According to local agricultural
statistics, seventy-five (75%) percent of all farmers in the country grow
banana and of the country’s total farmland area which is 13 952 million
hectares, 1 785 million is used for growing banana and that is about 13% of the
total area reserved for producing the crop.
Online records show that even the
greatest British leader of the Second World War, Winston Churchill in his 1900s
book titled “My African Journey” that he wrote on his trip to East Africa he
described Kampala the capital city of Uganda as “invisible” and concealed by
the “leaves of immunerable banana plantations”.

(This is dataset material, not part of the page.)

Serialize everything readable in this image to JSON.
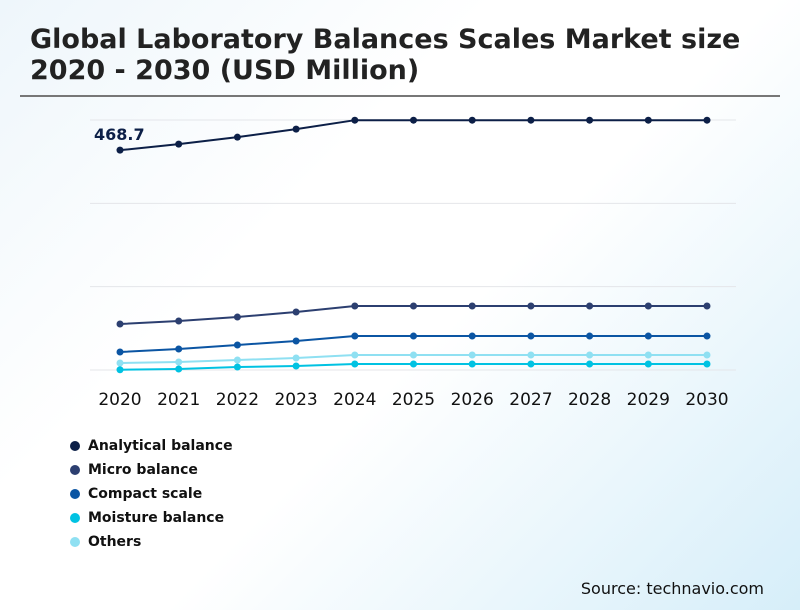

By the way, my research later on
revealed that of the four administrative regions of Uganda drawn since 2010, the
Western region emerged the country’s leading banana producer since 2009 while
the Northern region was the least.
Since 2010, Uganda is divided into four
administrative regions namely the Northern, Eastern, Central and Western that
are further divided into 111 districts.
The 2008/2009 census ascertained that in
the first season of 2009, which was possibly one of their best seasons, 68% of
banana was produced in the Western Region, 23% in the Central, 8% in the
Eastern and 1% the Northern region.
Infact, by the time of the 2008/2009
census 79% of the districts that were there by then all produced banana because
63 out of those 80 districts produced banana with all leading districts being
from the Western Region, with Isingiro reaping 597 000 tonnes of the crop from
45 000 hectares followed closely by Mbarara which harvested 540 000 tonnes of
the crop from 32 000 hectares.
I see that you still wanted to read on
but alas, I have run out of words. All I am saying in this article is: Eat
banana. Like the Ugandans you will stay very healthy and even more attractive.